The document you're reading is correct.
All you need to do ECC is the circuitry to perform the ECC algorithm, and the space. Since ECC circuitry is located on the memory controller, then all you need is a memory controller that does ECC and you're set. The problem is that if you run ECC on a non-parity or non-ecc module, you will lose space due to extra bits stored as redundancy bits. So an ECC module will come with the extra space, so that error correction and detection has the extra space. Basically, a non-ecc module with 128mb would lose some of that space to do ecc, however an ecc 128mb module would have extra memory chips on it to account for the error checking/correcting bits.
Now if that's really possible in practice, I'm not sure. But on paper it should work.

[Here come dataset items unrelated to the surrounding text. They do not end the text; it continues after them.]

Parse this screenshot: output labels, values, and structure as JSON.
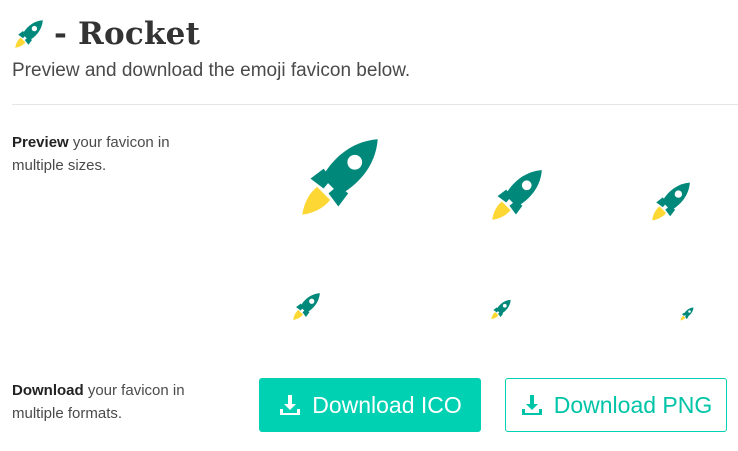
{
  "header": {
    "icon": "rocket-icon",
    "title": "- Rocket",
    "subtitle": "Preview and download the emoji favicon below."
  },
  "preview": {
    "label_bold": "Preview",
    "label_rest": " your favicon in multiple sizes.",
    "icons": [
      "rocket-icon",
      "rocket-icon",
      "rocket-icon",
      "rocket-icon",
      "rocket-icon",
      "rocket-icon"
    ]
  },
  "download": {
    "label_bold": "Download",
    "label_rest": " your favicon in multiple formats.",
    "ico_label": "Download ICO",
    "png_label": "Download PNG",
    "button_icon": "download-icon"
  },
  "colors": {
    "accent": "#00d1b2",
    "rocket_body": "#00897b",
    "rocket_flame": "#fdd835"
  }
}
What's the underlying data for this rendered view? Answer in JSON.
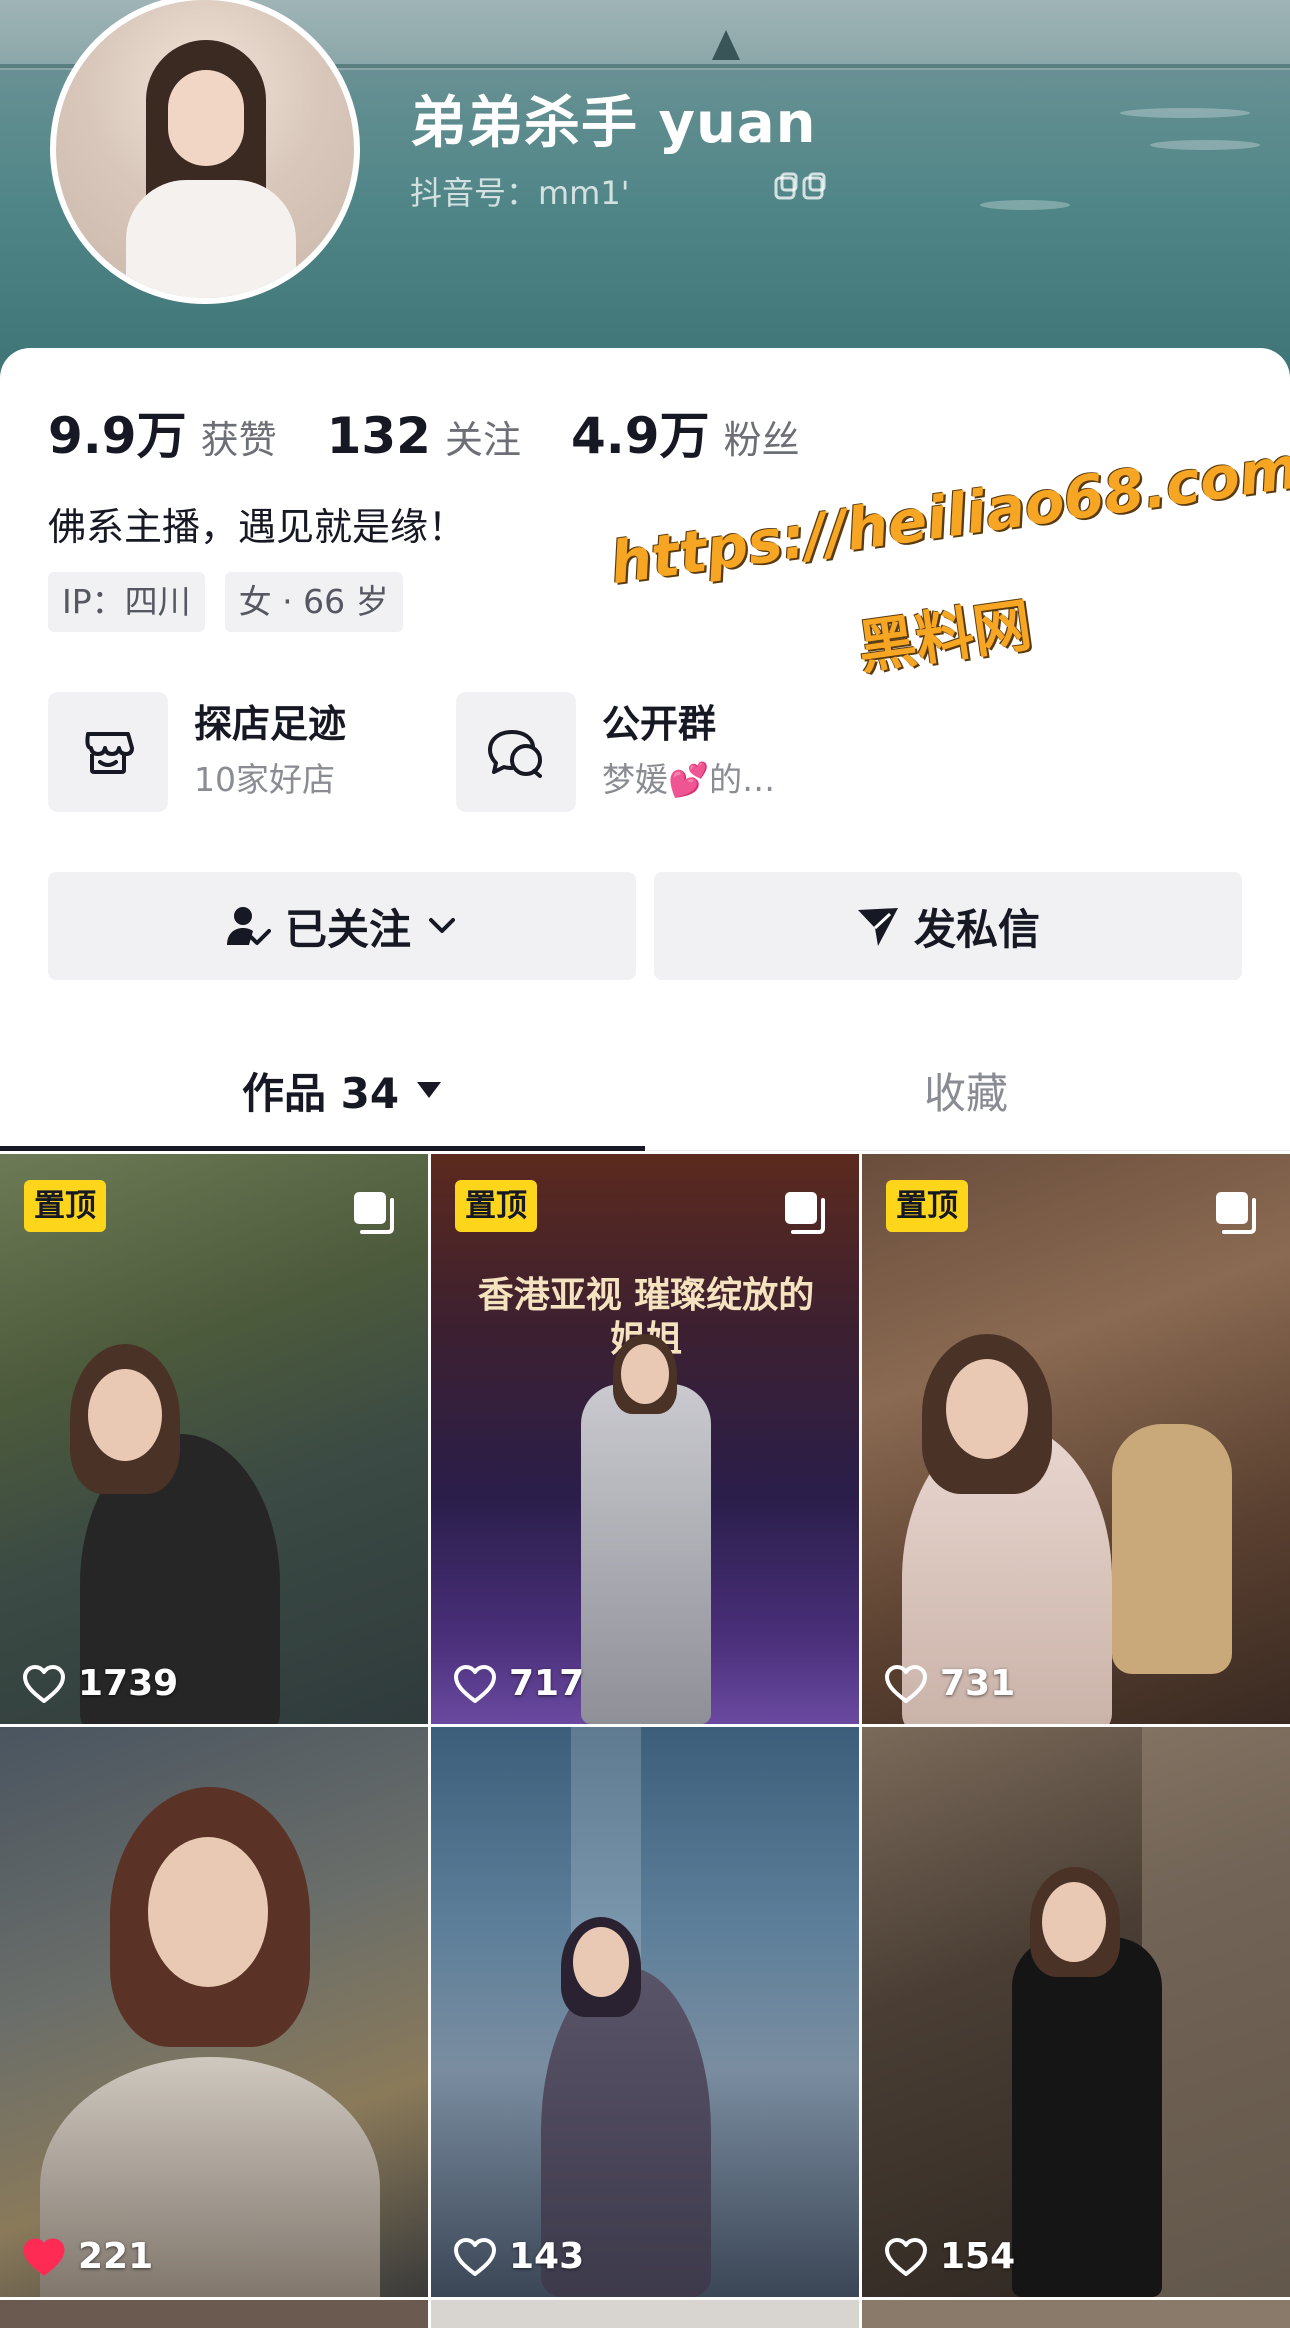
{
  "profile": {
    "name": "弟弟杀手 yuan",
    "douyin_id": "抖音号：mm1'"
  },
  "stats": [
    {
      "value": "9.9万",
      "label": "获赞"
    },
    {
      "value": "132",
      "label": "关注"
    },
    {
      "value": "4.9万",
      "label": "粉丝"
    }
  ],
  "bio": "佛系主播，遇见就是缘！",
  "tags": [
    "IP：四川",
    "女 · 66 岁"
  ],
  "features": [
    {
      "title": "探店足迹",
      "subtitle": "10家好店",
      "icon": "store-icon"
    },
    {
      "title": "公开群",
      "subtitle": "梦媛💕的…",
      "icon": "chat-group-icon"
    }
  ],
  "actions": {
    "follow_label": "已关注",
    "message_label": "发私信"
  },
  "tabs": {
    "works_label": "作品 34",
    "favorites_label": "收藏"
  },
  "videos": [
    {
      "pinned": true,
      "pin_label": "置顶",
      "likes": "1739",
      "liked": false
    },
    {
      "pinned": true,
      "pin_label": "置顶",
      "likes": "717",
      "liked": false,
      "overlay_text": "香港亚视 璀璨绽放的姐姐"
    },
    {
      "pinned": true,
      "pin_label": "置顶",
      "likes": "731",
      "liked": false
    },
    {
      "pinned": false,
      "likes": "221",
      "liked": true
    },
    {
      "pinned": false,
      "likes": "143",
      "liked": false
    },
    {
      "pinned": false,
      "likes": "154",
      "liked": false
    }
  ],
  "watermark": {
    "line1": "https://heiliao68.com",
    "line2": "黑料网"
  },
  "colors": {
    "pin_bg": "#fdd61c",
    "liked_heart": "#fe2c55",
    "text_primary": "#161823",
    "text_secondary": "#8a8c93",
    "button_bg": "#f1f1f3"
  }
}
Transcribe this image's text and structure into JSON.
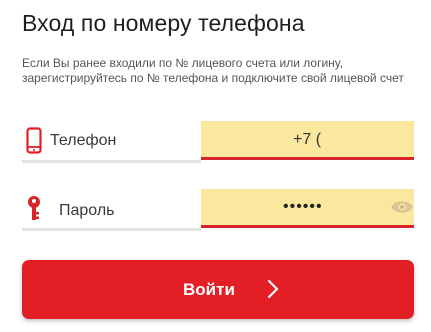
{
  "title": "Вход по номеру телефона",
  "description": "Если Вы ранее входили по № лицевого счета или логину, зарегистрируйтесь по № телефона и подключите свой лицевой счет",
  "phone": {
    "label": "Телефон",
    "icon": "phone-icon",
    "value": "+7 ("
  },
  "password": {
    "label": "Пароль",
    "icon": "key-icon",
    "value": "••••••",
    "toggle_icon": "eye-icon"
  },
  "login_button": {
    "label": "Войти",
    "icon": "chevron-right-icon"
  },
  "colors": {
    "accent": "#e31e25",
    "input_background": "#fbe79e",
    "underline": "#d7242a"
  }
}
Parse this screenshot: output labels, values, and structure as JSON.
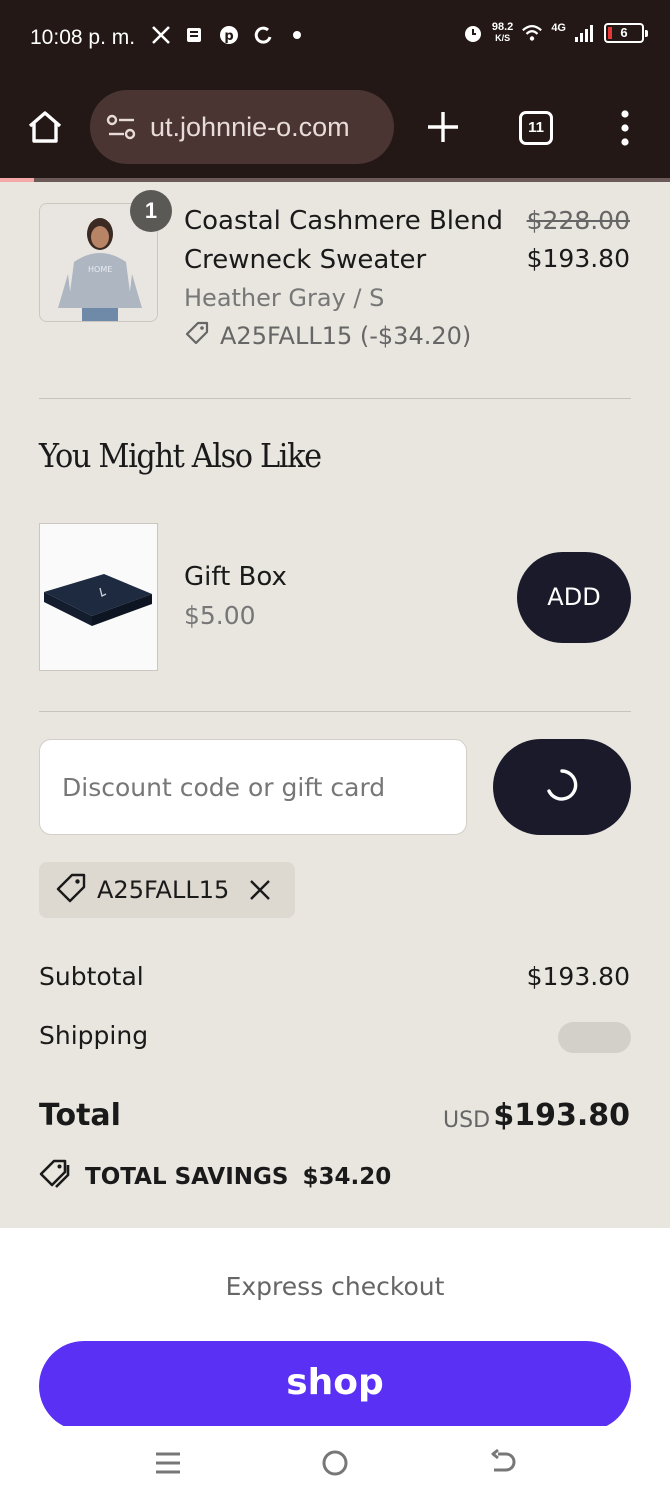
{
  "status_bar": {
    "time": "10:08 p. m.",
    "net_speed_value": "98.2",
    "net_speed_unit": "K/S",
    "network": "4G",
    "battery": "6"
  },
  "browser": {
    "url": "ut.johnnie-o.com",
    "tab_count": "11",
    "load_progress": 0.05
  },
  "cart_item": {
    "quantity": "1",
    "name": "Coastal Cashmere Blend Crewneck Sweater",
    "variant": "Heather Gray / S",
    "discount": "A25FALL15 (-$34.20)",
    "original_price": "$228.00",
    "price": "$193.80"
  },
  "upsell": {
    "title": "You Might Also Like",
    "name": "Gift Box",
    "price": "$5.00",
    "add_label": "ADD"
  },
  "discount": {
    "placeholder": "Discount code or gift card",
    "applied_code": "A25FALL15"
  },
  "summary": {
    "subtotal_label": "Subtotal",
    "subtotal_value": "$193.80",
    "shipping_label": "Shipping",
    "total_label": "Total",
    "currency": "USD",
    "total_value": "$193.80",
    "savings_label": "TOTAL SAVINGS",
    "savings_value": "$34.20"
  },
  "checkout": {
    "express_label": "Express checkout",
    "shop_label": "shop"
  },
  "colors": {
    "dark_button": "#1b1a2b",
    "shop_purple": "#5a31f4",
    "page_bg": "#e9e5df"
  }
}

I think the algorithm described is called hamming codes. The document describes two different types of error checking: parity and hamming codes. Parity is just 1 extra bit calculated and only used to detect 1 error but it cannot correct errors or detect multiple errors. Hamming codes use more bits, but can check for multiple errors and correct one error.
I'm not sure how it carries on beyond this but I would think that there is wasted bandwidth from the ram to the memory controller. For example, in order to request 12 bits, the memory controller must actually request 16 bits in ECC mode, perform the algorithm, and return the 12 bits. Those aren't exact numbers, just an example.
From the given information, I think we can deduce that there is some overhead from running the algorithm to do ecc.
We can also speculate that there might be wasted bandwidth (assuming the bandwidth to the memory controller is the same as what the memory is rated). But you could also fix this by adding a few additional lines for the extra bits sent. So if the standard is 12 bits non-ecc and 16 bits ecc, then you just need 16 bits wide bus and don't use the extra 4 during non-ecc mode.
This is easy to test if you have an ecc module obviously... just plug it in, run sandra, see if the memory bandwidth differs from a normal non-ecc module. If not, then all you have to test for is the overhead from the ecc algorithm.